William Alexander's gardening memoir The $64 Tomato stole my heart the moment I saw the title. The title is taken from an anecdote at the very end of the book, when Alexander prices out the cost of raising each of his favorite Brandywine tomatoes.
When I became a first-time chicken owner in the spring of 2009, I started tracking all of my expenses in one column of a spreadsheet, and the number of eggs in another. At this point, a year and a half later, those eggs are down to costing "only" $1.02 per egg. Not per dozen: PER EGG.
I found that most of my costs were infrastructure fees, like lumber and building materials for their mobile coop (called a chicken tractor). Alexander discovers the same issue, although his costs run to the thousands.
This hilarious, thoughtful, and brutally honest look at Alexander's new pastime as "gentleman gardener" only serves to strengthen my resolve against gardening.
The book begins with the story about how he and his wife Anne came to own their new home. His wife, a GP, was opening a medical practice in a small Hudson Valley town. Rather than commute, they decided to buy a home. For reasons unknown, Anne falls in love with a house that everyone in town calls "the Big Brown House."
The Big Brown House is notorious, and features in many local stories. From tales of keggers in its field, to the numerous fires. Everyone seems to know The Big Brown House, and soon I imagine everyone knows about the gardener and the doctor who live there.
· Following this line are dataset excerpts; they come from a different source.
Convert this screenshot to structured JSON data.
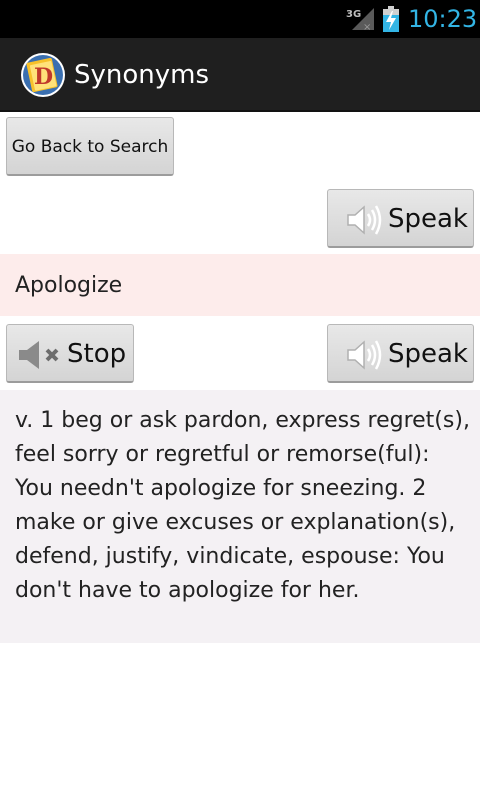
{
  "status_bar": {
    "network": "3G",
    "time": "10:23"
  },
  "action_bar": {
    "title": "Synonyms",
    "icon": "dictionary-book-icon"
  },
  "buttons": {
    "back_label": "Go Back to Search",
    "speak_label": "Speak",
    "stop_label": "Stop"
  },
  "entry": {
    "word": "Apologize",
    "definition": "v. 1 beg or ask pardon, express regret(s), feel sorry or regretful or remorse(ful): You needn't apologize for sneezing. 2 make or give excuses or explanation(s), defend, justify, vindicate, espouse: You don't have to apologize for her."
  },
  "colors": {
    "status_clock": "#33b5e5",
    "action_bar_bg": "#1f1f1f",
    "word_band_bg": "#fdeceb",
    "definition_bg": "#f4f1f4"
  }
}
Alexander (who works in software engineering) decides to turn the muddy clay field behind the home into a garden. He starts with the best of intentions - organic all the way! - and part of the fun of the book is watching how Alexander's best intentions go horribly awry.
The Hudson Valley is home to hordes of hungry woodchucks and deer. Alexander's electric fence practically qualifies as a secondary character. We follow the antics of the fence, from the time it nearly kills an arborist, to the way Superchuck (a particularly formidable woodchuck foe) learns to time his leaps through the fence so as to take advantage of the fact that it zaps ten times a second. There are (literally) split-second gaps between the fence's zaps, and Superchuck learns how to exploit them.
Not to mention the weeds, the plague of sod webworms, freakish bouts of weather, and poor garden design choices. The $64 Tomato has it all!
The really interesting thing to me is that, having spent plenty of time talking with gardeners about their gardens, it's clear that Alexander's story isn't terribly unusual. There's always some calamity, some expensive catastrophe, some crazy late night you spend canning peaches just because the peaches are ripe and you have to.
The eternal mystery to me is why anyone would bother. I suppose a lot of people feel the same way about knitting, which I enjoy immensely. Luckily for me, I can knit instead of garden, and read Alexander's book instead of getting my own hands dirty.